As the University hit a landmark 250,000 living alumni last May, he said GW will continue to draw on this expanding pool of graduates for networking opportunities.
“This is a way for parents to get involved in a very positive way,” Rodney Johnson, executive director of the Office of Parent Services, said. “It’s not about tracking parents; it’s about helping them to help their students.”
Parents’ Association Advisory Council President Carmine Gibaldi said the effort demonstrates a further commitment to finding students meaningful career experiences.
On the first day of CI, parents will hear about how to get involved and be able to sign up for the Parents’ Association listserv.
The Career Center plans to group parents and alumni into six broad industry groups, designed to complement academic majors and segment parents by their student’s class.
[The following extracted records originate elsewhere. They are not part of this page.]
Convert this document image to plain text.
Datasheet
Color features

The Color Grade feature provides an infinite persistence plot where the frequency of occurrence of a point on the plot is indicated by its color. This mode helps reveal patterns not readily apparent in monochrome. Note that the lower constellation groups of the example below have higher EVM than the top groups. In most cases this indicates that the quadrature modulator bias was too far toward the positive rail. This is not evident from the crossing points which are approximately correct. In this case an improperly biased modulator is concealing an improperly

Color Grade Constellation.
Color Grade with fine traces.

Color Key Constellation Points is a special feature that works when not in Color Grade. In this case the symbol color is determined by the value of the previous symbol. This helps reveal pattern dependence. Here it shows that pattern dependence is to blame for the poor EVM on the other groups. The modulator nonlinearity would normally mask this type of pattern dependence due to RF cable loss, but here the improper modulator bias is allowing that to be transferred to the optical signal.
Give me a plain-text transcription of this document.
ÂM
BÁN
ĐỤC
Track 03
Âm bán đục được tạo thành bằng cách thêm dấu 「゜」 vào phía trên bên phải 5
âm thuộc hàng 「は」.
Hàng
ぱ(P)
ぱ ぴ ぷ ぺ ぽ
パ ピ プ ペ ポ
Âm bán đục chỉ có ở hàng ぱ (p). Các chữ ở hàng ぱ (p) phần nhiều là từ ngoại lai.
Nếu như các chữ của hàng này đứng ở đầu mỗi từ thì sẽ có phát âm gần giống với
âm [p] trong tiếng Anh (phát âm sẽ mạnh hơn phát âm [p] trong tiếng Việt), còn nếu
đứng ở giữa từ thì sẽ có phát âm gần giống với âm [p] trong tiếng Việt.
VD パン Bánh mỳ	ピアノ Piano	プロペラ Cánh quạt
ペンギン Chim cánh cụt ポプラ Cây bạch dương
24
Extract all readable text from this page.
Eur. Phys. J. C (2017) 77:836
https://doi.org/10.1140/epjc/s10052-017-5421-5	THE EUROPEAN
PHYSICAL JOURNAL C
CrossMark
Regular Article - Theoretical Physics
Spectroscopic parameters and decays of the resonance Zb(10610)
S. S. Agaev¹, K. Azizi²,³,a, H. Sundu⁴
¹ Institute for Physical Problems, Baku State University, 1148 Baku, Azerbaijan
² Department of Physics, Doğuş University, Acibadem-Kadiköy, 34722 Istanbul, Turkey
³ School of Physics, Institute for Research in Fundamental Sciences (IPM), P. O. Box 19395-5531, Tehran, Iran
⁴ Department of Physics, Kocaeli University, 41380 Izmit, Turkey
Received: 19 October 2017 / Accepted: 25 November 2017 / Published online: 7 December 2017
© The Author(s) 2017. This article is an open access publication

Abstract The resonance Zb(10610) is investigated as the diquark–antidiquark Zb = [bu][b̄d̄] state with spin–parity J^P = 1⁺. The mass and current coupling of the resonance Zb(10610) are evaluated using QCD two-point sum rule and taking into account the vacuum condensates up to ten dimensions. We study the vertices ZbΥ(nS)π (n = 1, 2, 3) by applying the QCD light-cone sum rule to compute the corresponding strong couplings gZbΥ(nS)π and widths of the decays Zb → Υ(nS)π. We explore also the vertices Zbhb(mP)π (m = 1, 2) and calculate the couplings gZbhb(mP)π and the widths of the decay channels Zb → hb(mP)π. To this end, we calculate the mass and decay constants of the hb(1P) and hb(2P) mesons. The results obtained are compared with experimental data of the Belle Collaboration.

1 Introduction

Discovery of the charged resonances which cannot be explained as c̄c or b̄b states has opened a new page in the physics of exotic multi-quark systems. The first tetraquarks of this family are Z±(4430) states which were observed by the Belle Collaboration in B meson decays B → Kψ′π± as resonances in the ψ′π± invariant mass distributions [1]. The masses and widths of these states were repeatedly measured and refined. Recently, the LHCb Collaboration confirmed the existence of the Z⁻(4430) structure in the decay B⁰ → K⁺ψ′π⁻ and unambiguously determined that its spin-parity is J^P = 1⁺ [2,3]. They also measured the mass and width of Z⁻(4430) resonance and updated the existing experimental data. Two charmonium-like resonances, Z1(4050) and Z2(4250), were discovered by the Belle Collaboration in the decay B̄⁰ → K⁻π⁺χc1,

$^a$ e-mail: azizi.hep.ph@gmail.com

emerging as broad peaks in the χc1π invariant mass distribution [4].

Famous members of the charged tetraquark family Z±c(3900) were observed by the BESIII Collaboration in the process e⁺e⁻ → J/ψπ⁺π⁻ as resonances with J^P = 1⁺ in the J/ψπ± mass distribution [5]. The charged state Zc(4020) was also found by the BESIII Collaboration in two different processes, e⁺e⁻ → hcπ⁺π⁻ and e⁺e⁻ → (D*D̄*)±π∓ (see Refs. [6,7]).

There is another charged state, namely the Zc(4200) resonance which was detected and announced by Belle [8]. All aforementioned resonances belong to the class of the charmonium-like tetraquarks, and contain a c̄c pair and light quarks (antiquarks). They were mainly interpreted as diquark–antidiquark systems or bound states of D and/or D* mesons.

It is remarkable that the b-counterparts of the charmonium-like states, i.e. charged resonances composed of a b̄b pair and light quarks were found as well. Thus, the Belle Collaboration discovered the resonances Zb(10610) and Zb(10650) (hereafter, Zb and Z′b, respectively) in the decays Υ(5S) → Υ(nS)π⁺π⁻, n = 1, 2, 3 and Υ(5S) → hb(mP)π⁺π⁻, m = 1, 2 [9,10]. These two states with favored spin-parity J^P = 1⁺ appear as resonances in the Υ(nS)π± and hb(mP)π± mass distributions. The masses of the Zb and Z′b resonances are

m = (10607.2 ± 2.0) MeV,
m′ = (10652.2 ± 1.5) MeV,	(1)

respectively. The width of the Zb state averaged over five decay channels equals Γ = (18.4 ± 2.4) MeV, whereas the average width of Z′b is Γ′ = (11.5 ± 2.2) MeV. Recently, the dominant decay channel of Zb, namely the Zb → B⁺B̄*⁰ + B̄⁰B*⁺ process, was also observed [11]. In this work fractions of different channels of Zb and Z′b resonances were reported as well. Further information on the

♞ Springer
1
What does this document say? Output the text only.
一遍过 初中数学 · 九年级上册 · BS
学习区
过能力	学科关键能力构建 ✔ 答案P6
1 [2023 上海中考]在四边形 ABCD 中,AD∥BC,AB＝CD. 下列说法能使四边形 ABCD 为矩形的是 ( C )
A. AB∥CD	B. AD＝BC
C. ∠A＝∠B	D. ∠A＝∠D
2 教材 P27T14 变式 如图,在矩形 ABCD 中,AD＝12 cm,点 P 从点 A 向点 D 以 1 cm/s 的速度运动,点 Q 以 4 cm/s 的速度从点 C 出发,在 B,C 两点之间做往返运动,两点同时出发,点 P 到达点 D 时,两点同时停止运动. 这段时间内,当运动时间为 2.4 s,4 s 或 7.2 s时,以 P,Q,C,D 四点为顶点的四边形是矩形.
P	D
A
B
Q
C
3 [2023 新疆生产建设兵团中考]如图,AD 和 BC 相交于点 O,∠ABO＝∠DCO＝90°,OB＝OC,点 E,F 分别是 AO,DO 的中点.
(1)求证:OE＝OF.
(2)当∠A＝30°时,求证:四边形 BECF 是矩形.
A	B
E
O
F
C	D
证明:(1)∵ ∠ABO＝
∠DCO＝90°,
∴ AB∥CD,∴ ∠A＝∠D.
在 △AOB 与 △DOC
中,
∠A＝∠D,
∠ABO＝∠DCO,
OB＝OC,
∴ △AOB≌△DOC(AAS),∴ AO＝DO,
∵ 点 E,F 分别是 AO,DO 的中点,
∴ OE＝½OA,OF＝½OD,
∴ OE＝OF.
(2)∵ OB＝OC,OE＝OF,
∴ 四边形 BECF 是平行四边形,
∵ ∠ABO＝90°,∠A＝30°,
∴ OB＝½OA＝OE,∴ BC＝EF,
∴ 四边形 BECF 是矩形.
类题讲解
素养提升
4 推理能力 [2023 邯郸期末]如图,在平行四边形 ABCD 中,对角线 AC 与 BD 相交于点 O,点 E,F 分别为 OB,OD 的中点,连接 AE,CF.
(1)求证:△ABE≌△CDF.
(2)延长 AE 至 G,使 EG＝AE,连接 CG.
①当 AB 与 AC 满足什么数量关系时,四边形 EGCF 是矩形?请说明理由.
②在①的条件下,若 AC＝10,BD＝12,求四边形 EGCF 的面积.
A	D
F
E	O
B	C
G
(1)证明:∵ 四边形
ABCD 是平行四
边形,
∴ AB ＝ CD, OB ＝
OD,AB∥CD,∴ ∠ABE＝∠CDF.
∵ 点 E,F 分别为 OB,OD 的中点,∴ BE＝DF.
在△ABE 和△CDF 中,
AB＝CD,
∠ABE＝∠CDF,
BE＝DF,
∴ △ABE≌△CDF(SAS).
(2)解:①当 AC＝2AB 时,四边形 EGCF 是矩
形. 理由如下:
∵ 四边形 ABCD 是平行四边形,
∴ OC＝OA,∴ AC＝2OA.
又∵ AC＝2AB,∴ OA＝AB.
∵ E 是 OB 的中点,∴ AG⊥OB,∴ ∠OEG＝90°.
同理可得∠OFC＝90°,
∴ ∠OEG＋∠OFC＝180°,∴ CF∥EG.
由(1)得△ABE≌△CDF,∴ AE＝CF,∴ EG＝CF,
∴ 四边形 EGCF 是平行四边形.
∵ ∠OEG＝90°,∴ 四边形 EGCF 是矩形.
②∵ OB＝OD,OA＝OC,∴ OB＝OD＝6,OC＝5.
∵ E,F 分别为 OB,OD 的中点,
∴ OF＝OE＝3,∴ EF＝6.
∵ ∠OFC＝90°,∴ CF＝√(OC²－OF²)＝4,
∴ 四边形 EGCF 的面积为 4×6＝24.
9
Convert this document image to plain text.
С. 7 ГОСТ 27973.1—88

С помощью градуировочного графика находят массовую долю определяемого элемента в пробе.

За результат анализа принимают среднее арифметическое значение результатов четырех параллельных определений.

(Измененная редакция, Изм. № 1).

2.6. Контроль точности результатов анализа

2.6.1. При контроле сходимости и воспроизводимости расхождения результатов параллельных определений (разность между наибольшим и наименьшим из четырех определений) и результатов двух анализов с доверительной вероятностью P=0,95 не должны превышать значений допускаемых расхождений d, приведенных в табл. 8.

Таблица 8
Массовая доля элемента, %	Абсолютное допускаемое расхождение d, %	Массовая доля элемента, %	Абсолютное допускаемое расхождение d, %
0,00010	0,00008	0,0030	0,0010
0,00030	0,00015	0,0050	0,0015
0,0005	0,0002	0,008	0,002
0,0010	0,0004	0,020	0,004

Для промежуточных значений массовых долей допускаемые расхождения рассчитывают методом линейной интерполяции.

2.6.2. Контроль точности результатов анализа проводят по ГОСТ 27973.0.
Working with Snyder to oversee the revamp of the Career Center, Senior Associate Provost and Dean of Student Affairs Peter Konwerski has underscored the need for the University to synchronize career advising between schools and provide more specialized career planning for undergraduates.
“We are thinking about the ways we will connect with parents in the future,” Konwerski said.
GW started a search for an assistant provost for University career services in June. The new administrator’s pay is included in the $568,000 funding increase received from the Board of Trustees in May to develop professional partnerships and specialize undergraduate career advising.
Snyder, who has helped steer the Career Services Task Force since 2010, said research found greater emphasis on parent involvement in career services at schools similar to GW.
The 25-member career services task force, founded in fall 2010 at the request of University President Steven Knapp, helped create the new career services model that will roll out in the next three years.